# Bridgeport Mill With Dro



## Groundhog (Nov 17, 2016)

from the ad;
*Description*
Bridgeport Milling machine, 1HP motor, can be wired 208/460V three phase. Step pulley head. R8 spindle. Comes with power draw bar, power feed, Sony DRO. Machine has been disassembled to install oversize gibs. The purchaser will have to reassemble the machine. Cashco can load. Contact Phil Sheridan 785-472-4461 x126, phils@cashco.com, weekdays between 7-3:30. Can be seen by appointment.

This is in Ellsworth, Kansas (right in the center of the state)
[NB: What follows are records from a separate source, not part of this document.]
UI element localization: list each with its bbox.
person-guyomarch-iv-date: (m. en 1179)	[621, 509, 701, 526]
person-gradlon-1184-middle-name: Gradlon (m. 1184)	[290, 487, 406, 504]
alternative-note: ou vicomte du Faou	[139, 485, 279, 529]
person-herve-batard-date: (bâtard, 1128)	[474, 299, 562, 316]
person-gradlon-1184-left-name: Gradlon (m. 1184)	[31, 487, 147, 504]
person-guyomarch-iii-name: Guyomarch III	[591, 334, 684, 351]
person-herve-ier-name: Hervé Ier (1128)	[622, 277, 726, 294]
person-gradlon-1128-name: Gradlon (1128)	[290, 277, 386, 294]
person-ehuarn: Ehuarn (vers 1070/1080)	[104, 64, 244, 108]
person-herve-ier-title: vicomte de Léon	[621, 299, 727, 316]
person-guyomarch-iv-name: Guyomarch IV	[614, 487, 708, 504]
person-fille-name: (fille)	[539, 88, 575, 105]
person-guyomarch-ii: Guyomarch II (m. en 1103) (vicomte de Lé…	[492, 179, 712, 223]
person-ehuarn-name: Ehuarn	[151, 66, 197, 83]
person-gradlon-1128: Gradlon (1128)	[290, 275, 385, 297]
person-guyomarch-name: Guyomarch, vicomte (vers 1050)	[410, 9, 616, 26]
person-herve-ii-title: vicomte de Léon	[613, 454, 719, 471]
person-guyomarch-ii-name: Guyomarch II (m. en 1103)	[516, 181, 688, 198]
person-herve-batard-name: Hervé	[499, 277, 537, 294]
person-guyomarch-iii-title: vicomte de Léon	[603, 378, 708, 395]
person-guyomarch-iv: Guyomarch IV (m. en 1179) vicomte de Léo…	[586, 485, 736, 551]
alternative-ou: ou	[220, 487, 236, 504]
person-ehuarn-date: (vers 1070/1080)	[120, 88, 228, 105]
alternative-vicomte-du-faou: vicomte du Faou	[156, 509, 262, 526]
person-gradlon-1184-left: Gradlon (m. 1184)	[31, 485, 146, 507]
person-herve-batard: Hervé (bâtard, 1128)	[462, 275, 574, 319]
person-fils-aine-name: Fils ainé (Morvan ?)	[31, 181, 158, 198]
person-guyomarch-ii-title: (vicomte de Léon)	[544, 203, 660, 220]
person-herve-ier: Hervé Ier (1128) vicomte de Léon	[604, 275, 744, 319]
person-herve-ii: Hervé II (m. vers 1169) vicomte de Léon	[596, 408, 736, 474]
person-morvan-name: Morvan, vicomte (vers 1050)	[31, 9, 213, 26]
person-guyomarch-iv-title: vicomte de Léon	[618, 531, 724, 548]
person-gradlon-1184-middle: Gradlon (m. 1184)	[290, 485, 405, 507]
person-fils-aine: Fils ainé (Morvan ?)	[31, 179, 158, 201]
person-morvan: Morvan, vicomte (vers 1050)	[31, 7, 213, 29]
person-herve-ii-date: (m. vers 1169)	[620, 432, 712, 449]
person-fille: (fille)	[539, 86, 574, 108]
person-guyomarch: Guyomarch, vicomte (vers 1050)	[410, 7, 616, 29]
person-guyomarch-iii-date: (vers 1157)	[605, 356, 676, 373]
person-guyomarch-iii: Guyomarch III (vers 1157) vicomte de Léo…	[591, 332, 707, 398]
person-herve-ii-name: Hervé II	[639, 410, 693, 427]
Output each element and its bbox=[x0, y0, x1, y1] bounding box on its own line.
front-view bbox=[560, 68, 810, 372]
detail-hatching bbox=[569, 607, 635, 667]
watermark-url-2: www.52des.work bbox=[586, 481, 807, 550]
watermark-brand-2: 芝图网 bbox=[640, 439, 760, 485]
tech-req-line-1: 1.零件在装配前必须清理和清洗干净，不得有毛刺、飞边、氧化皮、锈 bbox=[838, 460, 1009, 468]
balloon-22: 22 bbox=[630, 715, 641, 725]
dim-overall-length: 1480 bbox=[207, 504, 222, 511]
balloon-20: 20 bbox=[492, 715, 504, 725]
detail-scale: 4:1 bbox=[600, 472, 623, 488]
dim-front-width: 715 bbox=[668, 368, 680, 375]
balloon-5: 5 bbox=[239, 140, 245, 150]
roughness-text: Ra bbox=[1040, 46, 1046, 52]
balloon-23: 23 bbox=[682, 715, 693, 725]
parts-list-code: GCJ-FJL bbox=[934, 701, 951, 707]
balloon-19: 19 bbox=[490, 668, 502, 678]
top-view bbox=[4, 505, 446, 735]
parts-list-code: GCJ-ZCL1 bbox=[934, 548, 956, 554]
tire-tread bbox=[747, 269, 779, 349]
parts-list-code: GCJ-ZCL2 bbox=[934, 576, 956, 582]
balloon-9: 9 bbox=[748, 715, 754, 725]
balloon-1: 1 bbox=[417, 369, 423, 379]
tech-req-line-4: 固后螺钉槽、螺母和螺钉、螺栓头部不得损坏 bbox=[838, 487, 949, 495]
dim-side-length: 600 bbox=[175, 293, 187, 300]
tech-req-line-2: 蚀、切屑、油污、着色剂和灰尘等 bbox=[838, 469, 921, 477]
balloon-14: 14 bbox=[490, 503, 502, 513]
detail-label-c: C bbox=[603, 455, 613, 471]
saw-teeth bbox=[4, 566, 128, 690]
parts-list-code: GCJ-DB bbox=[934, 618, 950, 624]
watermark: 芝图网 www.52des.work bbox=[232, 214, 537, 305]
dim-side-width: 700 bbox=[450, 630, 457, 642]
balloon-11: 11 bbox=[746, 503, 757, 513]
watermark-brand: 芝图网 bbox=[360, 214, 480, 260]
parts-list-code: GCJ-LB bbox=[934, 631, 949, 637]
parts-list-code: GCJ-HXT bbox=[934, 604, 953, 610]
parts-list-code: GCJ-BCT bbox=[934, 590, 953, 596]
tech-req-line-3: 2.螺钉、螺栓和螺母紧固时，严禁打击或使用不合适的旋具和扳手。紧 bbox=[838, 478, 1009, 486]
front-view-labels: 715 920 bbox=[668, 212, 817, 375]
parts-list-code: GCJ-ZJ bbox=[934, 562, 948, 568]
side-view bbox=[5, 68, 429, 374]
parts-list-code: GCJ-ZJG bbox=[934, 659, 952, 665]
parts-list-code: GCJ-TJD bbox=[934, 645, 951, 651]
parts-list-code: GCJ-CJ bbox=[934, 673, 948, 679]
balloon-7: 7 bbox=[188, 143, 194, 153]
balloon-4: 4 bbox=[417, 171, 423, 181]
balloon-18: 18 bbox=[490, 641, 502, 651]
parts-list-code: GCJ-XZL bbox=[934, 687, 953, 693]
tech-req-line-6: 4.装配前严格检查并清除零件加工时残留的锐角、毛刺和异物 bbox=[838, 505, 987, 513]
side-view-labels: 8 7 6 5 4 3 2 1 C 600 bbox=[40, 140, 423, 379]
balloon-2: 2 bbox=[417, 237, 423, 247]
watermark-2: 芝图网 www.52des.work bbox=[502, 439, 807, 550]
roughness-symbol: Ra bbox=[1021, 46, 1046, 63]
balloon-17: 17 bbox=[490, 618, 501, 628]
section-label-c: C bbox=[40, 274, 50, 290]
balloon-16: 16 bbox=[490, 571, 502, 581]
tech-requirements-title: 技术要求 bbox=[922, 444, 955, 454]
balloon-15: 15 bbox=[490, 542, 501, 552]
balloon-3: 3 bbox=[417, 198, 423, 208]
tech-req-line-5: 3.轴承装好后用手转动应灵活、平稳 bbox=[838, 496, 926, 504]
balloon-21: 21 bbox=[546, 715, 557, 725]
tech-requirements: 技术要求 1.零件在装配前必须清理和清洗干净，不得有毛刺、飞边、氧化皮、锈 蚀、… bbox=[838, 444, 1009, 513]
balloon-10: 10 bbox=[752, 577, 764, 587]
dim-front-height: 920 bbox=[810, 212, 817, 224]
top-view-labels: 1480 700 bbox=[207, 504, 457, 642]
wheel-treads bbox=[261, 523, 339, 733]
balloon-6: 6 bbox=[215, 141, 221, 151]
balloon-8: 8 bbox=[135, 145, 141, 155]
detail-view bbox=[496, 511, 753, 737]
http://www.nextechclassifieds.com/listings/1303899/

$1,750 or best offer. (not much demand in central Kansas so you might be able to get it cheap?)


----------



## chips&more (Nov 17, 2016)

Groundhog said:


> View attachment 139535
> 
> 
> from the ad;
> ...



At least the seller could be honest? That’s a project that’s not fun to do and probably will not have a great outcome unless you scrape the dovetail(s) as well.


----------



## Groundhog (Nov 17, 2016)

Good call CH. I just scanned the ad and musta skipped over the "oversized gibs" part. I saw the disassembled but missed the rest!


----------